Artificial textual traditions are used to test and develop the methods of textual criticism and computer-assisted stemmatology. They try to imitate the different aspects of the actual copying and dissemination process of a real-life text as closely as possible: e.g., in order to simulate a mediaeval textual tradition, the text may be copied by several scribes by hand and its language may be familiar to the scribes but not their mother tongue. Such laborious practices restrict the possible size of an artificial textual tradition created by actual scribes, and the biggest artificial traditions of this kind consist of slightly over a hundred copies of a text (as of May 2015). Therefore, computers have also been and are being used to mutate the original contents of a text to create an artificial tradition. Whatever the means, the basic idea is to have a data set that is comparable to real-life textual traditions but the history and development of which is known in detail. Thus, the artificial data sets help to evaluate the performance of various methods to study textual traditions.
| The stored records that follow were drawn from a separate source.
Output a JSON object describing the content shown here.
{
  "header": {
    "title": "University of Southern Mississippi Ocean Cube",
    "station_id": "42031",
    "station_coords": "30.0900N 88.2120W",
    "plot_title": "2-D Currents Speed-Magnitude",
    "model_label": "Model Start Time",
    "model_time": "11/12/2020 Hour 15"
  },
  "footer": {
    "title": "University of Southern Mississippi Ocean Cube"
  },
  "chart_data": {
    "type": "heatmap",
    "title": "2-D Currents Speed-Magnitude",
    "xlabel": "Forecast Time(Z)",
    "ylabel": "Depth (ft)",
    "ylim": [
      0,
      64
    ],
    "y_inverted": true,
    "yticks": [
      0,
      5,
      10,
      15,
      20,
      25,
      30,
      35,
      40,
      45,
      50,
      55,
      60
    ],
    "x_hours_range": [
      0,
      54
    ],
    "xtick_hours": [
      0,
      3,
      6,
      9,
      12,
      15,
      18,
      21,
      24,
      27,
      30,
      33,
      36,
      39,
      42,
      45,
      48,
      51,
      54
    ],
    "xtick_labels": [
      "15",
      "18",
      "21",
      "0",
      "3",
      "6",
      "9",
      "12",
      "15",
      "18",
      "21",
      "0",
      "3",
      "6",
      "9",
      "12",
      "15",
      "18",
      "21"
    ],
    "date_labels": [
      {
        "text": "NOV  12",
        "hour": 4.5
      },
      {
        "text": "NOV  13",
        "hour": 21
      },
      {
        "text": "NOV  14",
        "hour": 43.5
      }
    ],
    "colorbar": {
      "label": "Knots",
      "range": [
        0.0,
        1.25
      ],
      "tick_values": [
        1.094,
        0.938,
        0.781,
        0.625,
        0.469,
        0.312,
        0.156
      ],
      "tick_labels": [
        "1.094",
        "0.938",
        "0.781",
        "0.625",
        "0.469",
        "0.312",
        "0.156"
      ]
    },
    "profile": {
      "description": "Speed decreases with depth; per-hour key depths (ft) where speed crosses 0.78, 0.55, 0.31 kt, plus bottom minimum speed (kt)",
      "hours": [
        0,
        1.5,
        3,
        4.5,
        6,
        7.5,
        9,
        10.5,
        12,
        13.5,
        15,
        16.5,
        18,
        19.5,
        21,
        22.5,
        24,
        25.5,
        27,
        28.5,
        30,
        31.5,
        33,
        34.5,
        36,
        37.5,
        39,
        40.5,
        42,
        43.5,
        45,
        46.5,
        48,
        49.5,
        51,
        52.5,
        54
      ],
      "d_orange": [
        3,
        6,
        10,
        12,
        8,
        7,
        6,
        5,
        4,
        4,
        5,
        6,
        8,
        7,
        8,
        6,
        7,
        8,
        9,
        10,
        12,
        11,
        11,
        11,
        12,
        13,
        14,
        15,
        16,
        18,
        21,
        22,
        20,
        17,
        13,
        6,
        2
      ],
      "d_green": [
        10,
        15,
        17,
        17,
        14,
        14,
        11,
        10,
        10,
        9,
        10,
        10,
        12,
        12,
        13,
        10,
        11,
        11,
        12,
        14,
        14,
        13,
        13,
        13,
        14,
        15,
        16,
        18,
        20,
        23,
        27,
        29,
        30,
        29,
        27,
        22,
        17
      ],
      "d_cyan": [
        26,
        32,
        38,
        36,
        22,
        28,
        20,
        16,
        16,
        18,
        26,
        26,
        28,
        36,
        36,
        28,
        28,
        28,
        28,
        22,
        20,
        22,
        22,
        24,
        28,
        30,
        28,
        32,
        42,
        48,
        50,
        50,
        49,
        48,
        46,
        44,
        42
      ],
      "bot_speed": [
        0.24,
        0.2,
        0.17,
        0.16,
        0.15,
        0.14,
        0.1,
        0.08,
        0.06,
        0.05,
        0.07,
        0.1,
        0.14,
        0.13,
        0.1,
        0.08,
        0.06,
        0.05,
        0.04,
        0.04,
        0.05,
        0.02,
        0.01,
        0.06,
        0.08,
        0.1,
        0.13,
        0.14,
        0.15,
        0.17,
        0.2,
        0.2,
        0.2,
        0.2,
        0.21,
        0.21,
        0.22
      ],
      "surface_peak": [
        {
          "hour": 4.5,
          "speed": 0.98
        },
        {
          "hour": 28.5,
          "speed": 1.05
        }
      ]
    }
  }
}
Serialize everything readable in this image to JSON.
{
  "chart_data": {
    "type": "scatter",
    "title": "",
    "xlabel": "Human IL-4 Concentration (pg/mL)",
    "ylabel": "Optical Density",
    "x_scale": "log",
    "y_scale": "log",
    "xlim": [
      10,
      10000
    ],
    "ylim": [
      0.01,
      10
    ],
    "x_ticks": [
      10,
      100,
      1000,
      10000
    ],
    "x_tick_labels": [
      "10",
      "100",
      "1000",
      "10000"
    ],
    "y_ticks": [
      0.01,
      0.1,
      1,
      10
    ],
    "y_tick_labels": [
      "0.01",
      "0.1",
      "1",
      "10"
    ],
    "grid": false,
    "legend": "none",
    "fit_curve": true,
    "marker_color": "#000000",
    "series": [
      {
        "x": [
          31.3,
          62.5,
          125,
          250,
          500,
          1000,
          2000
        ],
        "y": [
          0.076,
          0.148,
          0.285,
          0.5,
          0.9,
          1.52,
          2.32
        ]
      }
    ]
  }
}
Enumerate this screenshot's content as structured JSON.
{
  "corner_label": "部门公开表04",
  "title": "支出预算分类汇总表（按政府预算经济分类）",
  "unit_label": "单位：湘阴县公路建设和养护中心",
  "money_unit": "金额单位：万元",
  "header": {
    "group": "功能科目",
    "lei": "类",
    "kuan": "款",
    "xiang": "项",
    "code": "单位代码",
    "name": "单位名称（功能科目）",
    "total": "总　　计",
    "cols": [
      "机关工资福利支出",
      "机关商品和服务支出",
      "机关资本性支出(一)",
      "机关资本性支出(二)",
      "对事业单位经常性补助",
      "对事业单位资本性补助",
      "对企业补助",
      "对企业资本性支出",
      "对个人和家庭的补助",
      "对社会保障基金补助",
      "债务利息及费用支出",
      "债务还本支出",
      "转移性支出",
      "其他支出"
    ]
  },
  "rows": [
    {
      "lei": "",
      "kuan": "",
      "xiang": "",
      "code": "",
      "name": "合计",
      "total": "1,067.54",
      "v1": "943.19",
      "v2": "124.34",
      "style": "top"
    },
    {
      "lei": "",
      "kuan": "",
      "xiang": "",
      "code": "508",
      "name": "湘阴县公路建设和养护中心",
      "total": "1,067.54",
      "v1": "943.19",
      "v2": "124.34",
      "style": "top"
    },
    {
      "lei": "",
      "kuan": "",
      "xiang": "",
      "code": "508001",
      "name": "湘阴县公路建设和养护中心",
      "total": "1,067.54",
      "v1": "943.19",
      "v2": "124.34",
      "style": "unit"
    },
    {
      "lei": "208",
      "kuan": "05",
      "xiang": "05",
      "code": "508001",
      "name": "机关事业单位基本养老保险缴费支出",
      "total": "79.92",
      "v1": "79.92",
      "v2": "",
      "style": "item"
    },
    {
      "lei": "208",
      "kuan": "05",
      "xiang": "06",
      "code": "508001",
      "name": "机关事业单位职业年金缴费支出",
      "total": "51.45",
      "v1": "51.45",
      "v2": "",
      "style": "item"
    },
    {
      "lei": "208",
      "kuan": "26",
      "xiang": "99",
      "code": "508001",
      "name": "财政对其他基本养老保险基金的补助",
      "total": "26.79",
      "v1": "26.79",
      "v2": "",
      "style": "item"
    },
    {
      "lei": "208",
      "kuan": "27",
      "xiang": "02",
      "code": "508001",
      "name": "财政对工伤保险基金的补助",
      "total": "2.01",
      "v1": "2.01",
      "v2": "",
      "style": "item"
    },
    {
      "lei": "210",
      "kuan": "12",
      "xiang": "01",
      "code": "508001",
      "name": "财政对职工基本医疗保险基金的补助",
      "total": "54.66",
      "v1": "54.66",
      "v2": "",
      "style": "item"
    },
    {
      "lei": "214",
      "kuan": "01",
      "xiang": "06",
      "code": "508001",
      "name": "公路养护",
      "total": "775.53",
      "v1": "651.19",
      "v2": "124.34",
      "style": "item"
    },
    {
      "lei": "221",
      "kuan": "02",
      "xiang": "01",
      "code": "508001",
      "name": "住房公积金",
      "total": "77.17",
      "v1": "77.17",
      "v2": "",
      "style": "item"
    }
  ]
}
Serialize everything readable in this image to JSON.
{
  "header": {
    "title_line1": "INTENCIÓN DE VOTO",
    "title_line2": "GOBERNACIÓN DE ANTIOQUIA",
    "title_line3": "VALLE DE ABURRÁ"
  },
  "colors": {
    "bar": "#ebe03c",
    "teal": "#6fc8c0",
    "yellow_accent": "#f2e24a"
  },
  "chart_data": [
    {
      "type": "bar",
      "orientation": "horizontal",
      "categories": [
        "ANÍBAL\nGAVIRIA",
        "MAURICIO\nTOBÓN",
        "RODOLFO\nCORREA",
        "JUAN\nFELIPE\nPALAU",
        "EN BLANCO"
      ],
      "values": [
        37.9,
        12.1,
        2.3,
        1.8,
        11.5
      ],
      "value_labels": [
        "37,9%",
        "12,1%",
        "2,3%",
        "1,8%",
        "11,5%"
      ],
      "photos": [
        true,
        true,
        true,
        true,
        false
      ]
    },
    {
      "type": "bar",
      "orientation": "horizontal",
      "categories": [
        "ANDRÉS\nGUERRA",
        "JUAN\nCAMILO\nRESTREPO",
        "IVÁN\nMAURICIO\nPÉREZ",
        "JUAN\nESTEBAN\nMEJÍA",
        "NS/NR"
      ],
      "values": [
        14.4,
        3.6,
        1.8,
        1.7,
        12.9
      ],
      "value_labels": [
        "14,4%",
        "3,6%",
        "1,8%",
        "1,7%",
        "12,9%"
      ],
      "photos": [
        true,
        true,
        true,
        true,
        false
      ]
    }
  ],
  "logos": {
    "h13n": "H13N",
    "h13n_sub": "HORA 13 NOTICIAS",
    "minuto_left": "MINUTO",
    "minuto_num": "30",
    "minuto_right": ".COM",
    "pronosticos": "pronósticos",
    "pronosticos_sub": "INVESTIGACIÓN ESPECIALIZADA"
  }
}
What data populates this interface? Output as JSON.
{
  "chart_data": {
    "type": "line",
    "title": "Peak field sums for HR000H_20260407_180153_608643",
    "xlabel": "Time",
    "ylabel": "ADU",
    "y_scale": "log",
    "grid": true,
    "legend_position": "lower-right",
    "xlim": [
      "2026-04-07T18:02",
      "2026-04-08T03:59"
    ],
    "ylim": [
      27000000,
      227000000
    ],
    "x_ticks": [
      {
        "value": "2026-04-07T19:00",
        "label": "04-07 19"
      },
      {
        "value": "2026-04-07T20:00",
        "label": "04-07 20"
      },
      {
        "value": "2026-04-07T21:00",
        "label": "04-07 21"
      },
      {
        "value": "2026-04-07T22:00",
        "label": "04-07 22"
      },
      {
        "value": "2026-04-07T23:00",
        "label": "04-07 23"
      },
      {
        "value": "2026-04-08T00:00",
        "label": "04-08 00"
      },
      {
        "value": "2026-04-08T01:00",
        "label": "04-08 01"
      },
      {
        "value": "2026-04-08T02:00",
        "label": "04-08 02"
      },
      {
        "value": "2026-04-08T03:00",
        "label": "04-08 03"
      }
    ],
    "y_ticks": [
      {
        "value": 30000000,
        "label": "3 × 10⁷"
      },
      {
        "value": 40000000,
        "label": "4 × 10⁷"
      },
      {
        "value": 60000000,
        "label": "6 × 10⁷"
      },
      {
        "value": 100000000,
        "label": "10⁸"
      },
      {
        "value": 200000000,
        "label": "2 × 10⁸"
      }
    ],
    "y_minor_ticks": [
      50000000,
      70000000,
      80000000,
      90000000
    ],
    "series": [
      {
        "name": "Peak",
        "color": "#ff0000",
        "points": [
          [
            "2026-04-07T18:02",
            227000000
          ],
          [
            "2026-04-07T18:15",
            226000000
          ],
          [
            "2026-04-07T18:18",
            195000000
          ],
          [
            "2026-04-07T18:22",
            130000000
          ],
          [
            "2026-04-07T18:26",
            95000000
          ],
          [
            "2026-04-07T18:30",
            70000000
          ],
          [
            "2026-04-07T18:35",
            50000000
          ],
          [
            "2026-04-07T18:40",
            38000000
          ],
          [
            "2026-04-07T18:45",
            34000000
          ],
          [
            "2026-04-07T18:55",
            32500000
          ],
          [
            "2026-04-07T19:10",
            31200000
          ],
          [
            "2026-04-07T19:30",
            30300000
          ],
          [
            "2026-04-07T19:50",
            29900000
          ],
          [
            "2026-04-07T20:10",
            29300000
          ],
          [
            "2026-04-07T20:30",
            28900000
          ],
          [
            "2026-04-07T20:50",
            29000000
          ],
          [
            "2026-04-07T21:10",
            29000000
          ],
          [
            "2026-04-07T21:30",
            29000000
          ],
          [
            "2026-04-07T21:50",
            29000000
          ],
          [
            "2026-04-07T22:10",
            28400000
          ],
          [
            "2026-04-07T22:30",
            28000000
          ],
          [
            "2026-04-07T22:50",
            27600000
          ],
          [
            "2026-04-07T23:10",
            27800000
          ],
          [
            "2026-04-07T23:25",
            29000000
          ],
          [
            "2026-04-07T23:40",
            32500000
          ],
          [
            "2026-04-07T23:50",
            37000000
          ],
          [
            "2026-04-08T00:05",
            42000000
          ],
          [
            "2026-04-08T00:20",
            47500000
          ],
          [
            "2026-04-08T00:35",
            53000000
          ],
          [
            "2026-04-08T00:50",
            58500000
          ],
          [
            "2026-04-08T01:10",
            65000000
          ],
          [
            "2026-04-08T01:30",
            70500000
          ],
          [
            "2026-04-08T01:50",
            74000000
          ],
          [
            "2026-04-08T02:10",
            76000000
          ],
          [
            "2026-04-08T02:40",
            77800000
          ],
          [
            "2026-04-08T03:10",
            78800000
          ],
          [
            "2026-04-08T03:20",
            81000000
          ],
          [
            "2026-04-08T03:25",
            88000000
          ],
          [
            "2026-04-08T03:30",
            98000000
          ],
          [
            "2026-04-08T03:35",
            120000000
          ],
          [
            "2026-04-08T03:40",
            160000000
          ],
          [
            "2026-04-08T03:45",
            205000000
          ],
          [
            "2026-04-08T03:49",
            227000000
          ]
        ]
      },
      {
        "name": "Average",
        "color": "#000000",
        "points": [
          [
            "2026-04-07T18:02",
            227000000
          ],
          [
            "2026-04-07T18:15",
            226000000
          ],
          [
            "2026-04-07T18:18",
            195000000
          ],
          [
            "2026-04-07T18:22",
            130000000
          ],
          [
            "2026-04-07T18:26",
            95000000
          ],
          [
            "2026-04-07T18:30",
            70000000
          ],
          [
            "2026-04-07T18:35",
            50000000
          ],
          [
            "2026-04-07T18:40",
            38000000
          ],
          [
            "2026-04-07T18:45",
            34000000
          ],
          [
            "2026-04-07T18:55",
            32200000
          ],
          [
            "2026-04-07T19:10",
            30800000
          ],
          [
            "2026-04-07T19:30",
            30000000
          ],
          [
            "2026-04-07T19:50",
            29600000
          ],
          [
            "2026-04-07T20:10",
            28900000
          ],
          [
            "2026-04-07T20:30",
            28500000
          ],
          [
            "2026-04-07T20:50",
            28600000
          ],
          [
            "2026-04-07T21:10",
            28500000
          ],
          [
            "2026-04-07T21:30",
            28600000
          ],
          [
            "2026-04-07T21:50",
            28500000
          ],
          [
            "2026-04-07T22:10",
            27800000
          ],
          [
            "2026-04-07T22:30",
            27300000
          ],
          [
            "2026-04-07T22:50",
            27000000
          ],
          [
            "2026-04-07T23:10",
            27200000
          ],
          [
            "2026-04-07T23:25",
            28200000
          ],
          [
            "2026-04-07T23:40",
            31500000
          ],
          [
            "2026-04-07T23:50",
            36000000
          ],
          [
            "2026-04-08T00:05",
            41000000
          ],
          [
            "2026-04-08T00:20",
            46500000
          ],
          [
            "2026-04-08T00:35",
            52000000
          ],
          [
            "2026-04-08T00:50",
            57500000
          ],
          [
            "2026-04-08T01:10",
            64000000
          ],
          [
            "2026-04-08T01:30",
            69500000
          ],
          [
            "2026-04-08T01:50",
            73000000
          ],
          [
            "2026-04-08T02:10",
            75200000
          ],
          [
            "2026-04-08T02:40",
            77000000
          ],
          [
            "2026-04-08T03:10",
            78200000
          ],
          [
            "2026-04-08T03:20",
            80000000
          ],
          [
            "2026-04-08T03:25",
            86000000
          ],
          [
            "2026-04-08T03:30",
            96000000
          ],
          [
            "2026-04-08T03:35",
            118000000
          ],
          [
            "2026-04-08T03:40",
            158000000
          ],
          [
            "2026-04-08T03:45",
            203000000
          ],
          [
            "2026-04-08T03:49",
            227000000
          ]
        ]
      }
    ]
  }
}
On the other hand, the genealogical tree of a textual tradition can be simulated by defining an original and a probability rate that it is lost and another one that it is copied per time t. Weitzman pioneered this approach and plotted some cases, cf. ill. below. It is interesting to note how the archetype shifts through the loss of witnesses and ends up being equal to witness 13 in this example. Many other initial text branches in Weitzman's experiment became completely extinct soon.
Fig. 1. Illustration from Weitzman, as reproduced in Trovato, p. 87. Here, Ω represents the original; circled manuscripts have been lost, dotted rings show manuscript that are dying in the present step.
– Baret, Philippe V., Caroline Macé, and Peter Robinson. 2006. “Testing Methods on an Artificially Created Textual Tradition.” In The Evolution of Texts: Confronting Stemmatological and Genetical Methods, edited by Caroline Macé, Philippe Baret, Andrea Bozzi, and Laura Cignoni, 255–281. Linguistica computazionale, vols. 24–25. Pisa: Istituti editoriali e poligrafici internazionali.
– Roos, Teemu, and Tuomas Heikkilä. 2009. “Evaluating Methods for Computer-Assisted Stemmatology Using Artificial Benchmark Data Sets.” Literary and Linguistic Computing 24 (4): 417–433.
– Trovato, Paolo. 2014. Everything You Always Wanted to Know about Lachmann’s Method: A Non-Standard Handbook of Genealogical Textual Criticism in the Age of Post-Structuralism, Cladistics, and Copy-Text. Foreword by Michael D. Reeve. Firenze: Libreriauniversitaria.it edizioni.
– Weitzman, Michael P. 1982. “Computer Simulation of the Development of Manuscript Traditions.” ALLC Bulletin 10: 55–59.